Liberia’s coastline and continental shelf offers 20,000 sq km of fishing ground. Only around 8,000 tons of marine fish is currently produced per year. Yet Liberia consumes 23,800 tons, meaning there is a large potential to increase production. The Government is investing in fish landing, storage and processing infrastructure and is streamlining investment regulations in the sector. With the impending completion of large energy infrastructure projects, it will be soon cheaper to process fish in Liberia than in Nigeria, Senegal or Cote D’Ivoire. In addition, with the completion of major road projects, such as the road from Monrovia to Nimba on the Guinean border, there is the potential to supply fish to the water-scarce areas of West Africa, such as eastern Guinea.
There is potential for three types of investors
There is a market potential for three types of investors in marine fisheries in Liberia: Take on management contracts for: Fish landing facilities currently being constructed by the government in Robertsport (completion by end of2016) Mesurado Fishing Pier at the Freeport of Monrovia, which is being rehabilitated (completion of Phase I by early 2017) Processing of shallow and mid-water fish for the local and regional market.

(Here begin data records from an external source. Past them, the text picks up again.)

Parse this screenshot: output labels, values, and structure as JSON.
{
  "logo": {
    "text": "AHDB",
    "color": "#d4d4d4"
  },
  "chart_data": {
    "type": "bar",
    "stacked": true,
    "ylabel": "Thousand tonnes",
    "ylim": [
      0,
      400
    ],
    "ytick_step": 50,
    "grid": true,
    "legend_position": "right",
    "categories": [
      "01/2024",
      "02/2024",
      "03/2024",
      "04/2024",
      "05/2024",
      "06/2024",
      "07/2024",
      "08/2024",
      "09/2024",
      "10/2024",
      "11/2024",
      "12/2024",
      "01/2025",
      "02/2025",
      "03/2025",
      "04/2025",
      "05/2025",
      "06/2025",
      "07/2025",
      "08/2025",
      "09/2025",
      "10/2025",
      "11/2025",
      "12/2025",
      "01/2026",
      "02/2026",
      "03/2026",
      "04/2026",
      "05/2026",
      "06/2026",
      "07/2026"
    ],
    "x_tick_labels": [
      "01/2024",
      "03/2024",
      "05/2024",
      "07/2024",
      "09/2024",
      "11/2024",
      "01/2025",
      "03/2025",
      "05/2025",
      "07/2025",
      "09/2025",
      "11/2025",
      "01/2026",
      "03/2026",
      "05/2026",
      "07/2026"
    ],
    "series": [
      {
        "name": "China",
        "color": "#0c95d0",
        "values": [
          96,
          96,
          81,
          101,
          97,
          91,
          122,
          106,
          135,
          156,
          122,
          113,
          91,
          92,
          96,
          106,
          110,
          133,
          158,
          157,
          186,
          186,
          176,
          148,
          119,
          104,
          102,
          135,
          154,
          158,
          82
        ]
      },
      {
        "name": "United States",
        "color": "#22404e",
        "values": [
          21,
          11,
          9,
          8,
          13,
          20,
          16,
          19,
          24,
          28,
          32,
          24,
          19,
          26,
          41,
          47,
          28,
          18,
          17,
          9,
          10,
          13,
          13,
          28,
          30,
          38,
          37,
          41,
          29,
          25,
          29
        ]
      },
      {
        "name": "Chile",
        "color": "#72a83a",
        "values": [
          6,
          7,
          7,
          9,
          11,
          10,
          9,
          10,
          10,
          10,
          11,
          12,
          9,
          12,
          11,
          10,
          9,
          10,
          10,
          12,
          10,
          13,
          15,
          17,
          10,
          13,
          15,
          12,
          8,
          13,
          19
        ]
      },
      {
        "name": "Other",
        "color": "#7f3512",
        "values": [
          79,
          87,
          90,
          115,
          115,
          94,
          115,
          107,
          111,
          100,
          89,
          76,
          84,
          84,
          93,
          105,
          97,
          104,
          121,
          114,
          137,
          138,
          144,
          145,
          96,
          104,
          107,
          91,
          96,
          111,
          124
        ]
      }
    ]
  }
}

There is a large market opportunity
There is a large unsaturated demand for fish in dry parts of the Sahel. These can be accessed through Liberia’s connection to Guinea. Fish products produced in Liberia have unrestricted duty-free access to all ECOWAS countries. There are niche market opportunities in high-value fish such as fair trade tuna, barracuda and cassava fish for which AGOA (US) and everything but Arms (EU) provides easy market access.
Liberia’s labor costs are low
Liberia has the lowest labor rates (half the cost of labor in Nigeria and 30% the cost of labor in Cote d’Ivoire) and low fuel costs (diesel costs $0.96 per liter) which more than compensate higher electricity costs. The cost of unskilled labor in Liberia is only $5.00 per day.
Where to source your fish for processing
There are 37,000 Liberians engaged in artisanal fishing and 114 fishing communities, together with 12 marine fish cooperatives registered and supported by the Cooperatives Development Authority. Average fish cooperative income is US$66,700 per year.
The Government of Liberia is currently investing in fish landing and cold storage infrastructure and facilities to be operated by the private sector in Robertsport and Monrovia. It will thereafter develop similar infrastructure in other fishing hubs along the coast.
Liberian electricity supply is set to increase significantly over the next year. Once Liberia completes rehabilitation of the Mount Coffee hydro power station and construction of additional Heavy Fuel Oil electricity supply, it will have competitive operating costs for fish processing, compared with Nigeria, Senegal and Cote d’Ivoire.